ÜRETİCİ FİYAT DEĞİŞİMLERİNİN NEDENLERİ
Kuru soğan ve limonda fiyat düşüşü rekoltenin yüksek olmasından kaynaklandı. Üretici fiyatlarındaki artışın en önemli nedeni girdilerde ve işçilikte görülen artışlardır. Yıllık bazda ortalama olarak mazotta yüzde 103,7, işçilikte yüzde 99,9, yemde yüzde 42,7, ilaçta yüzde 38, gübrede yüzde 29,8 oranlarında görülen artışların yanı sıra lojistik ve depolama maliyetlerindeki artışlar da ürün fiyatlarını artırdı. Bu yıl zeytinyağında artan maliyetlerin yanında iklim koşullarının etkisiyle üretimde görülen düşüşte fiyatların artmasına neden oldu.
ET FİYATLARINDA YAŞANAN ARTIŞLAR
“Geçmiş dönemde süt fiyatlarının düşük kalması neticesinde anaç hayvanların kesime gitmesinin faturasını bugün hepimiz ödüyoruz. 2023 yılında 1,4 milyar dolarlık canlı hayvan ve et ithalatı yapılırken bu yıl da ithalat hız kesmeden devam ediyor. Et fiyatları ise yapılan yoğun ithalata rağmen artmaya devam ediyor.
Arzın talebi karşılamadığı bir piyasada yukarı yönlü fiyat hareketlerinin oluşması muhtemeldir. Ancak et fiyatlarında yaşanan artışların temel nedeni hayvan sayısının azalmasına paralel olarak et arzında yaşanan düşüştür. Bu durum piyasada spekülatif hareketlere de meydan veriyor.
Küçükbaş hayvancılık işletmeleri ise aynı dönemde 384 bin 292 adetten 371 bin 648 adede geriledi. Yani bu 4 aylık dönemde 38 bin 802 adet büyükbaş, 12 bin 644 adet küçükbaş hayvancılık işletmesi üretimi bırakarak kapısına kilit vurdu.
FIRSAT ENFLASYONU YARATANLARA GÖZ AÇTIRMAMALI
“Enflasyon son iki yıldır ülkemizin en önemli gündem maddesidir. En çok tartışılan konuların başında da markette gıda ürünlerinde yaşanan aşırı fiyat artışları geliyor. Bazı satıcılar enflasyon kalkanının arkasına saklanarak, maliyetleri de bahane ederek fiyatları sürekli artırıyor.
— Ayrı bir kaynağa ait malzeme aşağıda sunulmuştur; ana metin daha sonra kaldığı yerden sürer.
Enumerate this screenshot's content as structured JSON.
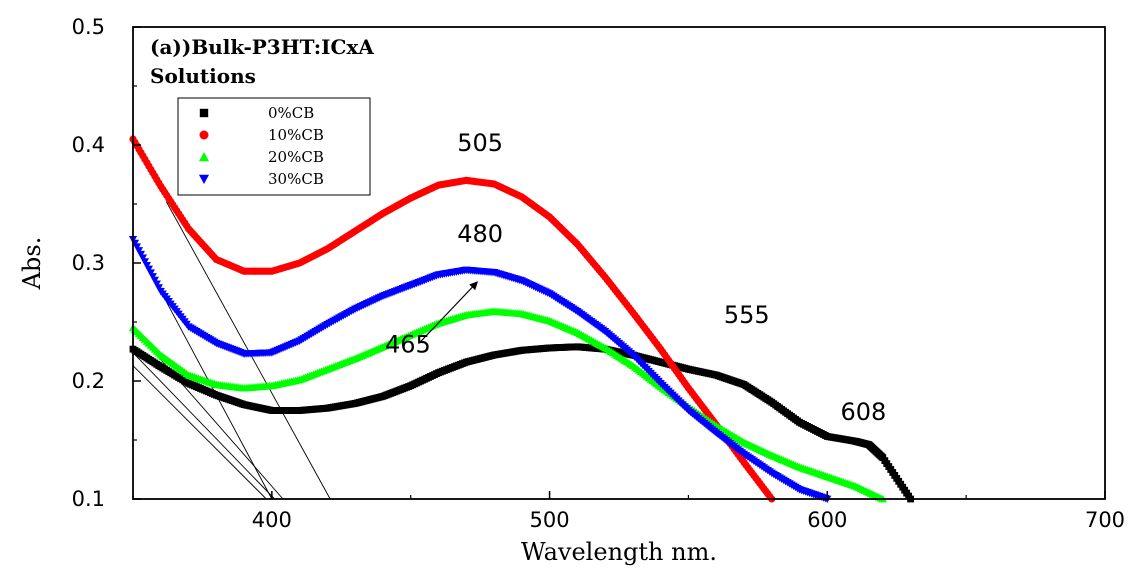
{
  "chart_data": {
    "type": "line",
    "title": "(a))Bulk-P3HT:ICxA",
    "subtitle": "Solutions",
    "xlabel": "Wavelength nm.",
    "ylabel": "Abs.",
    "xlim": [
      350,
      700
    ],
    "ylim": [
      0.1,
      0.5
    ],
    "x_ticks": [
      400,
      500,
      600,
      700
    ],
    "y_ticks": [
      0.1,
      0.2,
      0.3,
      0.4,
      0.5
    ],
    "x_tick_labels": [
      "400",
      "500",
      "600",
      "700"
    ],
    "y_tick_labels": [
      "0.1",
      "0.2",
      "0.3",
      "0.4",
      "0.5"
    ],
    "grid": false,
    "legend_position": "top-left",
    "series": [
      {
        "name": "0%CB",
        "color": "#000000",
        "marker": "square",
        "points": [
          [
            350,
            0.227
          ],
          [
            360,
            0.212
          ],
          [
            370,
            0.198
          ],
          [
            380,
            0.188
          ],
          [
            390,
            0.18
          ],
          [
            400,
            0.175
          ],
          [
            410,
            0.175
          ],
          [
            420,
            0.177
          ],
          [
            430,
            0.181
          ],
          [
            440,
            0.187
          ],
          [
            450,
            0.196
          ],
          [
            460,
            0.207
          ],
          [
            470,
            0.216
          ],
          [
            480,
            0.222
          ],
          [
            490,
            0.226
          ],
          [
            500,
            0.228
          ],
          [
            510,
            0.229
          ],
          [
            520,
            0.227
          ],
          [
            530,
            0.222
          ],
          [
            540,
            0.216
          ],
          [
            550,
            0.21
          ],
          [
            560,
            0.205
          ],
          [
            570,
            0.197
          ],
          [
            580,
            0.182
          ],
          [
            590,
            0.165
          ],
          [
            600,
            0.153
          ],
          [
            610,
            0.149
          ],
          [
            615,
            0.146
          ],
          [
            620,
            0.135
          ],
          [
            630,
            0.1
          ]
        ]
      },
      {
        "name": "10%CB",
        "color": "#ff0000",
        "marker": "circle",
        "points": [
          [
            350,
            0.405
          ],
          [
            360,
            0.365
          ],
          [
            370,
            0.329
          ],
          [
            380,
            0.303
          ],
          [
            390,
            0.293
          ],
          [
            400,
            0.293
          ],
          [
            410,
            0.3
          ],
          [
            420,
            0.312
          ],
          [
            430,
            0.327
          ],
          [
            440,
            0.342
          ],
          [
            450,
            0.355
          ],
          [
            460,
            0.366
          ],
          [
            470,
            0.37
          ],
          [
            480,
            0.367
          ],
          [
            490,
            0.356
          ],
          [
            500,
            0.339
          ],
          [
            510,
            0.316
          ],
          [
            520,
            0.288
          ],
          [
            530,
            0.258
          ],
          [
            540,
            0.227
          ],
          [
            550,
            0.194
          ],
          [
            560,
            0.163
          ],
          [
            570,
            0.131
          ],
          [
            580,
            0.1
          ]
        ]
      },
      {
        "name": "20%CB",
        "color": "#00ff00",
        "marker": "triangle-up",
        "points": [
          [
            350,
            0.245
          ],
          [
            360,
            0.222
          ],
          [
            370,
            0.205
          ],
          [
            380,
            0.197
          ],
          [
            390,
            0.194
          ],
          [
            400,
            0.196
          ],
          [
            410,
            0.201
          ],
          [
            420,
            0.21
          ],
          [
            430,
            0.219
          ],
          [
            440,
            0.229
          ],
          [
            450,
            0.239
          ],
          [
            460,
            0.249
          ],
          [
            470,
            0.256
          ],
          [
            480,
            0.259
          ],
          [
            490,
            0.257
          ],
          [
            500,
            0.251
          ],
          [
            510,
            0.241
          ],
          [
            520,
            0.228
          ],
          [
            530,
            0.213
          ],
          [
            540,
            0.195
          ],
          [
            550,
            0.178
          ],
          [
            560,
            0.162
          ],
          [
            570,
            0.148
          ],
          [
            580,
            0.137
          ],
          [
            590,
            0.127
          ],
          [
            600,
            0.119
          ],
          [
            610,
            0.111
          ],
          [
            620,
            0.1
          ]
        ]
      },
      {
        "name": "30%CB",
        "color": "#0000ff",
        "marker": "triangle-down",
        "points": [
          [
            350,
            0.32
          ],
          [
            360,
            0.276
          ],
          [
            370,
            0.246
          ],
          [
            380,
            0.232
          ],
          [
            390,
            0.223
          ],
          [
            400,
            0.224
          ],
          [
            410,
            0.234
          ],
          [
            420,
            0.248
          ],
          [
            430,
            0.261
          ],
          [
            440,
            0.272
          ],
          [
            450,
            0.281
          ],
          [
            460,
            0.29
          ],
          [
            470,
            0.294
          ],
          [
            480,
            0.292
          ],
          [
            490,
            0.285
          ],
          [
            500,
            0.274
          ],
          [
            510,
            0.259
          ],
          [
            520,
            0.242
          ],
          [
            530,
            0.222
          ],
          [
            540,
            0.198
          ],
          [
            550,
            0.175
          ],
          [
            560,
            0.156
          ],
          [
            570,
            0.138
          ],
          [
            580,
            0.122
          ],
          [
            590,
            0.108
          ],
          [
            600,
            0.1
          ]
        ]
      }
    ],
    "annotations": [
      {
        "text": "505",
        "x": 475,
        "y": 0.395
      },
      {
        "text": "480",
        "x": 475,
        "y": 0.318
      },
      {
        "text": "465",
        "x": 449,
        "y": 0.224
      },
      {
        "text": "555",
        "x": 571,
        "y": 0.249
      },
      {
        "text": "608",
        "x": 613,
        "y": 0.167
      }
    ],
    "reference_lines": [
      {
        "from": [
          350,
          0.224
        ],
        "to": [
          401,
          0.1
        ]
      },
      {
        "from": [
          350,
          0.213
        ],
        "to": [
          398,
          0.1
        ]
      },
      {
        "from": [
          350,
          0.245
        ],
        "to": [
          404,
          0.1
        ]
      },
      {
        "from": [
          350,
          0.32
        ],
        "to": [
          400,
          0.1
        ]
      },
      {
        "from": [
          362,
          0.352
        ],
        "to": [
          421,
          0.1
        ]
      }
    ],
    "arrows": [
      {
        "from": [
          453,
          0.232
        ],
        "to": [
          474,
          0.284
        ]
      }
    ]
  }
}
Bu durum enflasyonda artış eğilimini devam ettiriyor.
Tüketicileri kandırarak aynı fiyata gramaj düşürme hileleri, aynı ürünün farklı marketlerde çok farklı fiyatlara satılması, aynı fiyata daha kalitesiz ürün satılması, yanıltıcı isimler ile farklı ürünlerin tüketiciye satılması fırsatçılık enflasyonunun en önemli nedenleri arasındadır.
Piyasadaki fiyatların kontrol altına alınması ve tüketicilerin artan fiyatlar karşısında korunması adına gıda ürünlerinde tavan fiyat uygulaması bir an önce hayata geçirilmelidir.
Türkiye Ziraat Odaları Birliği olarak beklentimiz, bütün kesimlerin sorumlu davranması, Ramazan ayında artan talebin suistimal edilmemesi, tüketicilerin yeterli ve güvenilir gıdaya uygun fiyatla erişebilmesidir.” Dedi.